In an Olympics where many athletes are sharing their faith, Manuel's regularly dominates her discussions even on social media
When American swimmer Simone Manuel touched the wall of the pool on Thursday night she made Olympic history. Manuel became the first African-American woman to win a gold medal in an individual swimming event. Along with Canada’s Penny Oleksiak, Manuel set a new Olympic record with her time of 52.70.
Immediately after the exhausting 100-meter freestyle race, Manuel was interviewed by NBC and fighting back tears she said, “All I can say is all glory to God, it’s definitely been a long journey these last four years…and I’m just so blessed to have a gold medal.”
She then explained to reporters that she hopes her example will help break down stereotypes and eliminate the focus on her race.
“That’s something I definitely struggled with a lot…Just coming into this race I kind of tried to take the weight of the black community off my shoulders, which is something I carry with me just being in this position. I do hope that kind of goes away.”

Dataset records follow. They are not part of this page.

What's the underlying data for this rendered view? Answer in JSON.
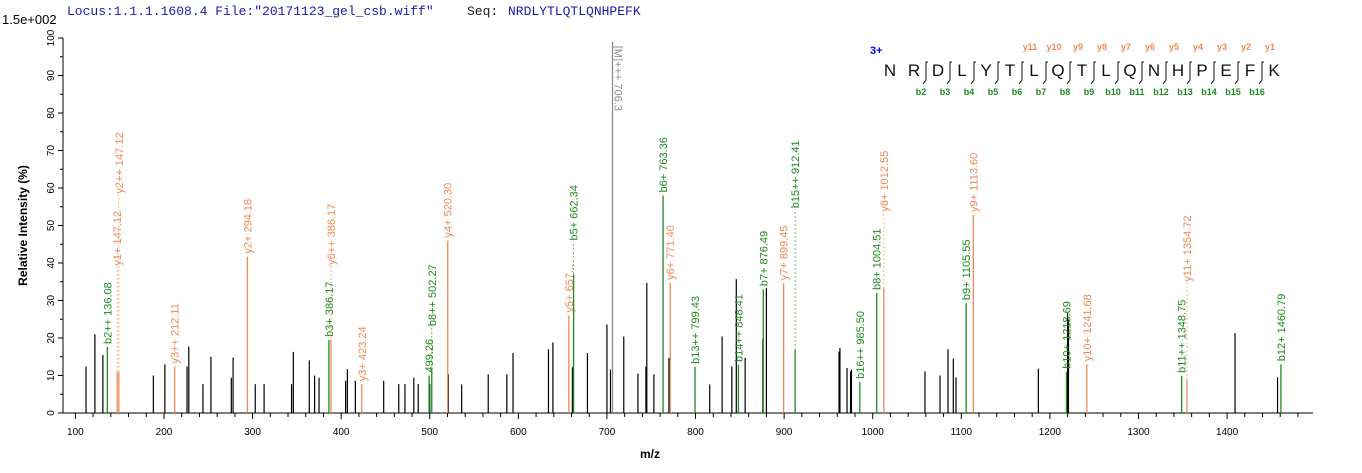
{
  "header": {
    "locus_label": "Locus:1.1.1.1608.4 File:\"20171123_gel_csb.wiff\"",
    "seq_label": "Seq:",
    "sequence": "NRDLYTLQTLQNHPEFK",
    "scale_label": "1.5e+002"
  },
  "colors": {
    "b_ion": "#1E8B1E",
    "y_ion": "#EE8A55",
    "precursor": "#8C8C8C",
    "unassigned": "#000000",
    "header_text": "#1A1AAA",
    "charge": "#0000EE"
  },
  "ladder": {
    "charge": "3+",
    "residues": [
      "N",
      "R",
      "D",
      "L",
      "Y",
      "T",
      "L",
      "Q",
      "T",
      "L",
      "Q",
      "N",
      "H",
      "P",
      "E",
      "F",
      "K"
    ],
    "y_labels": [
      "y11",
      "y10",
      "y9",
      "y8",
      "y7",
      "y6",
      "y5",
      "y4",
      "y3",
      "y2",
      "y1"
    ],
    "b_labels": [
      "b2",
      "b3",
      "b4",
      "b5",
      "b6",
      "b7",
      "b8",
      "b9",
      "b10",
      "b11",
      "b12",
      "b13",
      "b14",
      "b15",
      "b16"
    ]
  },
  "chart_data": {
    "type": "bar",
    "title": "",
    "xlabel": "m/z",
    "ylabel": "Relative   Intensity (%)",
    "xlim": [
      86,
      1497
    ],
    "ylim": [
      0,
      100
    ],
    "xticks": [
      100,
      200,
      300,
      400,
      500,
      600,
      700,
      800,
      900,
      1000,
      1100,
      1200,
      1300,
      1400
    ],
    "yticks": [
      0,
      10,
      20,
      30,
      40,
      50,
      60,
      70,
      80,
      90,
      100
    ],
    "grid": false,
    "annotated_peaks": [
      {
        "mz": 136.08,
        "intensity": 17.6,
        "type": "b",
        "label": "b2++ 136.08"
      },
      {
        "mz": 147.12,
        "intensity": 11.0,
        "type": "y",
        "label": "y1+ 147.12"
      },
      {
        "mz": 149.0,
        "intensity": 11.0,
        "type": "y",
        "label": "y2++ 147.12"
      },
      {
        "mz": 212.11,
        "intensity": 12.4,
        "type": "y",
        "label": "y3++ 212.11"
      },
      {
        "mz": 294.18,
        "intensity": 41.7,
        "type": "y",
        "label": "y2+ 294.18"
      },
      {
        "mz": 386.17,
        "intensity": 19.5,
        "type": "b",
        "label": "b3+ 386.17"
      },
      {
        "mz": 388.5,
        "intensity": 19.5,
        "type": "y",
        "label": "y6++ 386.17"
      },
      {
        "mz": 423.24,
        "intensity": 7.7,
        "type": "y",
        "label": "y3+ 423.24"
      },
      {
        "mz": 499.26,
        "intensity": 10.0,
        "type": "b",
        "label": "499.26"
      },
      {
        "mz": 502.27,
        "intensity": 11.5,
        "type": "b",
        "label": "b8++ 502.27"
      },
      {
        "mz": 520.3,
        "intensity": 46.0,
        "type": "y",
        "label": "y4+ 520.30"
      },
      {
        "mz": 657.0,
        "intensity": 26.0,
        "type": "y",
        "label": "y5+ 657..."
      },
      {
        "mz": 662.34,
        "intensity": 37.0,
        "type": "b",
        "label": "b5+ 662.34"
      },
      {
        "mz": 706.3,
        "intensity": 99.0,
        "type": "precursor",
        "label": "[M]+++ 706.3"
      },
      {
        "mz": 763.36,
        "intensity": 58.0,
        "type": "b",
        "label": "b6+ 763.36"
      },
      {
        "mz": 771.4,
        "intensity": 34.7,
        "type": "y",
        "label": "y6+ 771.40"
      },
      {
        "mz": 799.43,
        "intensity": 12.3,
        "type": "b",
        "label": "b13++ 799.43"
      },
      {
        "mz": 848.41,
        "intensity": 12.8,
        "type": "b",
        "label": "b14++ 848.41"
      },
      {
        "mz": 876.49,
        "intensity": 33.0,
        "type": "b",
        "label": "b7+ 876.49"
      },
      {
        "mz": 899.45,
        "intensity": 34.6,
        "type": "y",
        "label": "y7+ 899.45"
      },
      {
        "mz": 912.41,
        "intensity": 16.8,
        "type": "b",
        "label": "b15++ 912.41"
      },
      {
        "mz": 985.5,
        "intensity": 8.3,
        "type": "b",
        "label": "b16++ 985.50"
      },
      {
        "mz": 1004.51,
        "intensity": 32.0,
        "type": "b",
        "label": "b8+ 1004.51"
      },
      {
        "mz": 1012.55,
        "intensity": 33.3,
        "type": "y",
        "label": "y8+ 1012.55"
      },
      {
        "mz": 1105.55,
        "intensity": 29.3,
        "type": "b",
        "label": "b9+ 1105.55"
      },
      {
        "mz": 1113.6,
        "intensity": 52.8,
        "type": "y",
        "label": "y9+ 1113.60"
      },
      {
        "mz": 1218.69,
        "intensity": 11.0,
        "type": "b",
        "label": "b10+ 1218.69"
      },
      {
        "mz": 1241.68,
        "intensity": 13.0,
        "type": "y",
        "label": "y10+ 1241.68"
      },
      {
        "mz": 1348.75,
        "intensity": 9.9,
        "type": "b",
        "label": "b11++ 1348.75"
      },
      {
        "mz": 1354.72,
        "intensity": 8.8,
        "type": "y",
        "label": "y11+ 1354.72"
      },
      {
        "mz": 1460.79,
        "intensity": 13.0,
        "type": "b",
        "label": "b12+ 1460.79"
      }
    ],
    "unassigned_peaks": [
      [
        112,
        12.4
      ],
      [
        122,
        21
      ],
      [
        131,
        15.5
      ],
      [
        188,
        10
      ],
      [
        201,
        13
      ],
      [
        226,
        12.4
      ],
      [
        228,
        17.7
      ],
      [
        244,
        7.7
      ],
      [
        253,
        15
      ],
      [
        276,
        9.4
      ],
      [
        278,
        14.8
      ],
      [
        303,
        7.7
      ],
      [
        313,
        7.7
      ],
      [
        344,
        7.7
      ],
      [
        346,
        16.3
      ],
      [
        364,
        14
      ],
      [
        370,
        10
      ],
      [
        375,
        9.4
      ],
      [
        405,
        8.6
      ],
      [
        407,
        11.7
      ],
      [
        416,
        8.6
      ],
      [
        448,
        8.6
      ],
      [
        465,
        7.7
      ],
      [
        472,
        7.7
      ],
      [
        482,
        9.4
      ],
      [
        487,
        7.7
      ],
      [
        500,
        7.7
      ],
      [
        521,
        10.3
      ],
      [
        536,
        7.6
      ],
      [
        566,
        10.3
      ],
      [
        587,
        10.3
      ],
      [
        594,
        16
      ],
      [
        634,
        17
      ],
      [
        639,
        18.8
      ],
      [
        661,
        12.2
      ],
      [
        678,
        16
      ],
      [
        700,
        23.6
      ],
      [
        704,
        11.6
      ],
      [
        719,
        20.4
      ],
      [
        735,
        10.5
      ],
      [
        744,
        12.4
      ],
      [
        745,
        34.7
      ],
      [
        753,
        10.3
      ],
      [
        770,
        14.7
      ],
      [
        816,
        7.6
      ],
      [
        830,
        20.4
      ],
      [
        841,
        12.4
      ],
      [
        846,
        35.7
      ],
      [
        856,
        14.7
      ],
      [
        876,
        19.7
      ],
      [
        880,
        33.3
      ],
      [
        962,
        16.4
      ],
      [
        963,
        17.3
      ],
      [
        971,
        12
      ],
      [
        975,
        11.1
      ],
      [
        976,
        11.6
      ],
      [
        1059,
        11.1
      ],
      [
        1076,
        10
      ],
      [
        1085,
        17
      ],
      [
        1091,
        14.5
      ],
      [
        1094,
        9.5
      ],
      [
        1187,
        11.8
      ],
      [
        1220,
        26.7
      ],
      [
        1221,
        24.9
      ],
      [
        1409,
        21.3
      ],
      [
        1457,
        9.5
      ]
    ]
  }
}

Manuel hopes that other African American swimmers will join her, and that race will cease to be the attribute that dominates the conversation about her swimming career.

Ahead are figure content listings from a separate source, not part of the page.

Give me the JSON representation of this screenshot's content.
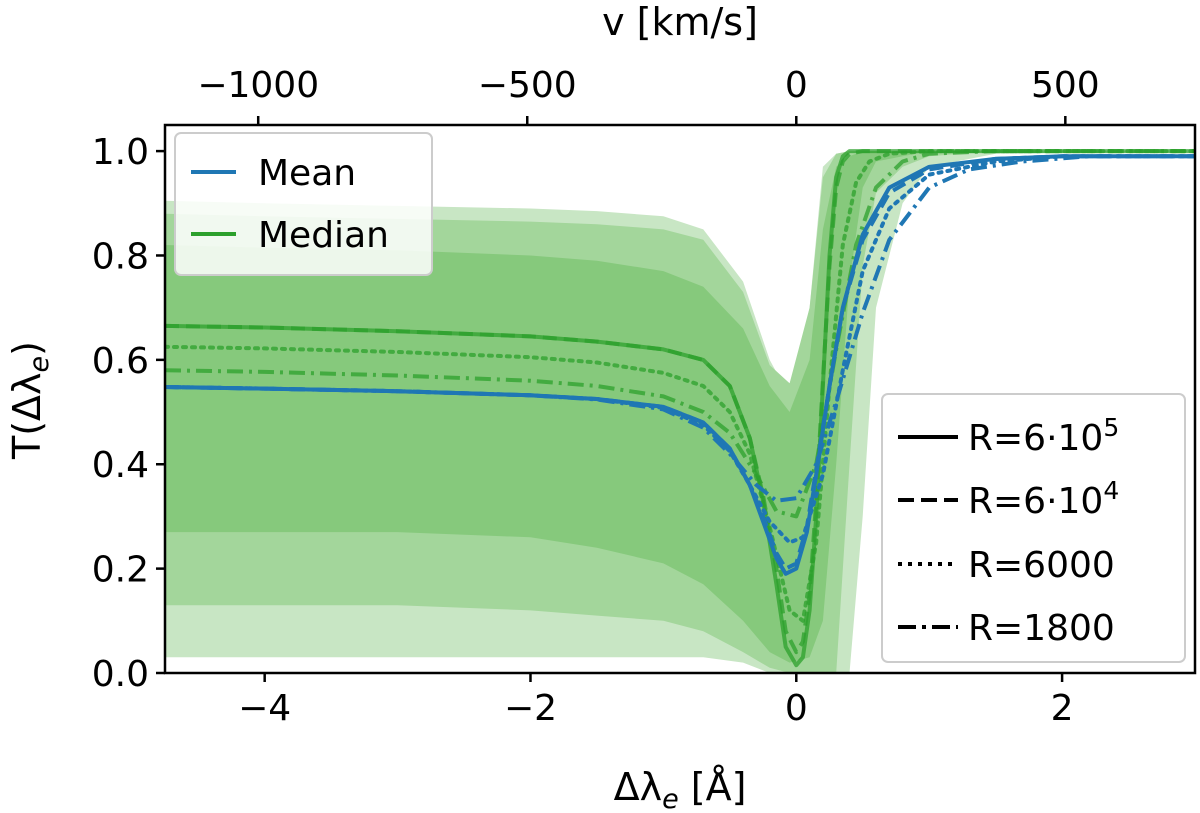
{
  "chart_data": {
    "type": "line",
    "title": "",
    "xlabel_html": "Δλ",
    "xlabel_sub": "e",
    "xlabel_unit": " [Å]",
    "ylabel_pre": "T(Δλ",
    "ylabel_sub": "e",
    "ylabel_post": ")",
    "top_xlabel": "v [km/s]",
    "xlim": [
      -4.75,
      3.0
    ],
    "ylim": [
      0.0,
      1.05
    ],
    "xticks": [
      -4,
      -2,
      0,
      2
    ],
    "xtick_labels": [
      "−4",
      "−2",
      "0",
      "2"
    ],
    "yticks": [
      0.0,
      0.2,
      0.4,
      0.6,
      0.8,
      1.0
    ],
    "ytick_labels": [
      "0.0",
      "0.2",
      "0.4",
      "0.6",
      "0.8",
      "1.0"
    ],
    "top_ticks_angstrom": [
      -4.0487,
      -2.0243,
      0.0,
      2.0243
    ],
    "top_tick_labels": [
      "−1000",
      "−500",
      "0",
      "500"
    ],
    "colors": {
      "mean": "#1f77b4",
      "median": "#2ca02c",
      "band_outer": "#c8e6c4",
      "band_mid": "#a3d69b",
      "band_inner": "#86c97c"
    },
    "legend_stats": [
      {
        "label": "Mean",
        "color": "#1f77b4"
      },
      {
        "label": "Median",
        "color": "#2ca02c"
      }
    ],
    "legend_resolution": [
      {
        "label": "R=6·10",
        "sup": "5",
        "dash": "solid"
      },
      {
        "label": "R=6·10",
        "sup": "4",
        "dash": "dashed"
      },
      {
        "label": "R=6000",
        "sup": "",
        "dash": "dotted"
      },
      {
        "label": "R=1800",
        "sup": "",
        "dash": "dashdot"
      }
    ],
    "bands": {
      "x": [
        -4.75,
        -4.0,
        -3.0,
        -2.0,
        -1.5,
        -1.0,
        -0.7,
        -0.4,
        -0.2,
        -0.05,
        0.1,
        0.2,
        0.3,
        0.4,
        0.5,
        0.6,
        0.8,
        1.0,
        1.5,
        3.0
      ],
      "outer_upper": [
        0.905,
        0.9,
        0.895,
        0.89,
        0.885,
        0.875,
        0.85,
        0.75,
        0.6,
        0.53,
        0.7,
        0.97,
        0.995,
        1.0,
        1.0,
        1.0,
        1.0,
        1.0,
        1.0,
        1.0
      ],
      "outer_lower": [
        0.03,
        0.03,
        0.03,
        0.03,
        0.03,
        0.03,
        0.03,
        0.02,
        0.0,
        0.0,
        0.0,
        0.0,
        0.0,
        0.0,
        0.3,
        0.7,
        0.9,
        0.97,
        0.995,
        1.0
      ],
      "mid_upper": [
        0.88,
        0.875,
        0.87,
        0.865,
        0.86,
        0.85,
        0.83,
        0.73,
        0.59,
        0.555,
        0.7,
        0.95,
        0.995,
        1.0,
        1.0,
        1.0,
        1.0,
        1.0,
        1.0,
        1.0
      ],
      "mid_lower": [
        0.13,
        0.13,
        0.13,
        0.12,
        0.11,
        0.1,
        0.08,
        0.04,
        0.01,
        0.0,
        0.0,
        0.0,
        0.0,
        0.4,
        0.78,
        0.92,
        0.97,
        0.99,
        1.0,
        1.0
      ],
      "inner_upper": [
        0.82,
        0.815,
        0.81,
        0.8,
        0.79,
        0.77,
        0.74,
        0.66,
        0.55,
        0.5,
        0.6,
        0.85,
        0.97,
        0.99,
        1.0,
        1.0,
        1.0,
        1.0,
        1.0,
        1.0
      ],
      "inner_lower": [
        0.27,
        0.27,
        0.27,
        0.26,
        0.24,
        0.21,
        0.17,
        0.1,
        0.04,
        0.02,
        0.03,
        0.1,
        0.4,
        0.75,
        0.93,
        0.98,
        0.99,
        1.0,
        1.0,
        1.0
      ]
    },
    "series": [
      {
        "name": "Median R=6·10^5",
        "stat": "median",
        "dash": "solid",
        "x": [
          -4.75,
          -4.0,
          -3.0,
          -2.0,
          -1.5,
          -1.0,
          -0.7,
          -0.5,
          -0.35,
          -0.25,
          -0.15,
          -0.08,
          0.0,
          0.05,
          0.1,
          0.15,
          0.2,
          0.25,
          0.3,
          0.35,
          0.4,
          0.5,
          0.6,
          0.8,
          1.0,
          1.5,
          3.0
        ],
        "y": [
          0.665,
          0.662,
          0.655,
          0.645,
          0.635,
          0.62,
          0.6,
          0.55,
          0.45,
          0.33,
          0.17,
          0.05,
          0.015,
          0.03,
          0.12,
          0.3,
          0.55,
          0.8,
          0.95,
          0.99,
          1.0,
          1.0,
          1.0,
          1.0,
          1.0,
          1.0,
          1.0
        ]
      },
      {
        "name": "Median R=6·10^4",
        "stat": "median",
        "dash": "dashed",
        "x": [
          -4.75,
          -4.0,
          -3.0,
          -2.0,
          -1.5,
          -1.0,
          -0.7,
          -0.5,
          -0.35,
          -0.25,
          -0.15,
          -0.08,
          0.0,
          0.05,
          0.1,
          0.15,
          0.2,
          0.25,
          0.3,
          0.35,
          0.4,
          0.5,
          0.6,
          0.8,
          1.0,
          1.5,
          3.0
        ],
        "y": [
          0.665,
          0.662,
          0.655,
          0.645,
          0.635,
          0.62,
          0.6,
          0.55,
          0.45,
          0.34,
          0.2,
          0.08,
          0.04,
          0.06,
          0.15,
          0.33,
          0.56,
          0.78,
          0.93,
          0.98,
          0.995,
          1.0,
          1.0,
          1.0,
          1.0,
          1.0,
          1.0
        ]
      },
      {
        "name": "Median R=6000",
        "stat": "median",
        "dash": "dotted",
        "x": [
          -4.75,
          -4.0,
          -3.0,
          -2.0,
          -1.5,
          -1.0,
          -0.7,
          -0.5,
          -0.35,
          -0.2,
          -0.05,
          0.05,
          0.15,
          0.25,
          0.35,
          0.45,
          0.55,
          0.7,
          1.0,
          1.5,
          3.0
        ],
        "y": [
          0.625,
          0.622,
          0.615,
          0.605,
          0.595,
          0.575,
          0.55,
          0.5,
          0.42,
          0.28,
          0.12,
          0.1,
          0.25,
          0.55,
          0.82,
          0.94,
          0.98,
          0.995,
          1.0,
          1.0,
          1.0
        ]
      },
      {
        "name": "Median R=1800",
        "stat": "median",
        "dash": "dashdot",
        "x": [
          -4.75,
          -4.0,
          -3.0,
          -2.0,
          -1.5,
          -1.0,
          -0.7,
          -0.5,
          -0.3,
          -0.15,
          0.0,
          0.15,
          0.3,
          0.45,
          0.6,
          0.8,
          1.0,
          1.5,
          3.0
        ],
        "y": [
          0.58,
          0.577,
          0.57,
          0.56,
          0.55,
          0.53,
          0.5,
          0.46,
          0.38,
          0.31,
          0.3,
          0.4,
          0.62,
          0.82,
          0.93,
          0.98,
          0.995,
          1.0,
          1.0
        ]
      },
      {
        "name": "Mean R=6·10^5",
        "stat": "mean",
        "dash": "solid",
        "x": [
          -4.75,
          -4.0,
          -3.0,
          -2.0,
          -1.5,
          -1.0,
          -0.7,
          -0.5,
          -0.35,
          -0.25,
          -0.15,
          -0.08,
          0.0,
          0.08,
          0.15,
          0.25,
          0.35,
          0.5,
          0.7,
          1.0,
          1.5,
          2.0,
          3.0
        ],
        "y": [
          0.548,
          0.545,
          0.54,
          0.532,
          0.525,
          0.51,
          0.48,
          0.43,
          0.36,
          0.29,
          0.22,
          0.19,
          0.2,
          0.27,
          0.38,
          0.55,
          0.7,
          0.84,
          0.93,
          0.97,
          0.985,
          0.99,
          0.99
        ]
      },
      {
        "name": "Mean R=6·10^4",
        "stat": "mean",
        "dash": "dashed",
        "x": [
          -4.75,
          -4.0,
          -3.0,
          -2.0,
          -1.5,
          -1.0,
          -0.7,
          -0.5,
          -0.35,
          -0.25,
          -0.15,
          -0.08,
          0.0,
          0.08,
          0.15,
          0.25,
          0.35,
          0.5,
          0.7,
          1.0,
          1.5,
          2.0,
          3.0
        ],
        "y": [
          0.548,
          0.545,
          0.54,
          0.532,
          0.525,
          0.51,
          0.48,
          0.43,
          0.36,
          0.3,
          0.23,
          0.2,
          0.21,
          0.28,
          0.39,
          0.55,
          0.7,
          0.83,
          0.92,
          0.965,
          0.985,
          0.99,
          0.99
        ]
      },
      {
        "name": "Mean R=6000",
        "stat": "mean",
        "dash": "dotted",
        "x": [
          -4.75,
          -4.0,
          -3.0,
          -2.0,
          -1.5,
          -1.0,
          -0.7,
          -0.5,
          -0.35,
          -0.2,
          -0.05,
          0.05,
          0.2,
          0.35,
          0.5,
          0.7,
          1.0,
          1.5,
          2.0,
          3.0
        ],
        "y": [
          0.548,
          0.545,
          0.54,
          0.532,
          0.525,
          0.508,
          0.475,
          0.425,
          0.36,
          0.29,
          0.25,
          0.26,
          0.38,
          0.58,
          0.77,
          0.89,
          0.955,
          0.98,
          0.99,
          0.99
        ]
      },
      {
        "name": "Mean R=1800",
        "stat": "mean",
        "dash": "dashdot",
        "x": [
          -4.75,
          -4.0,
          -3.0,
          -2.0,
          -1.5,
          -1.0,
          -0.7,
          -0.5,
          -0.3,
          -0.15,
          0.0,
          0.15,
          0.3,
          0.5,
          0.7,
          1.0,
          1.3,
          1.7,
          2.2,
          3.0
        ],
        "y": [
          0.548,
          0.545,
          0.54,
          0.532,
          0.524,
          0.505,
          0.47,
          0.42,
          0.36,
          0.33,
          0.335,
          0.4,
          0.52,
          0.69,
          0.83,
          0.93,
          0.965,
          0.98,
          0.99,
          0.99
        ]
      }
    ]
  }
}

“I’m super-glad I can be an inspiration to others and hopefully diversify the sport, but at the same time I’d like there to be a day when there will be more of us and it’s not ‘Simone – the black swimmer.’ The title ‘black swimmer’ makes it seem like I’m not supposed to be able to win a gold medal or break records.”
Manuel hails from Sugar Land, Texas and currently swims for Stanford. She has been a dominant force in women’s swimming during the past few years, becoming a two-time N.C.A.A. swimming champion. She is also friends with gymnast Simone Biles, who is also from Texas and similarly shares a strong Christian faith.
She is not afraid to use her social media to share her Christian convictions, referencing “Phil 4:13” in her Twitter and Instagram bios and writing to her followers, “All Glory to God! Isn’t He awesome! I am extremely blessed.”
Manuel is one of the many Christian athletes this year who have used the Olympic stage to honor God for their success. Her words are reminiscent of divers Steele Johnson and David Boudia, who told NBC, “We both know that our identity is in Christ, and we’re thankful for this opportunity to be able to dive in front of Brazil and in front of the United States. It’s been an absolutely thrilling moment for us.”
While Manuel is better known in the swimming community, she has been pushed into the global spotlight with her gold medal. The nonprofit organization Diversity in Aquatics said in an interview that “Manuel’s victory could help reverse…a cultural fear of swimming among African-Americans” and encourage others to become lifeguards, coaches and swimmers. Her win even received the attention of tennis superstar Serena Williams, who voiced her support on Instagram.
Manuel looks forward to returning to Stanford in the fall and will be joined by another swimmer inspired by Christ, Katie Ledecky.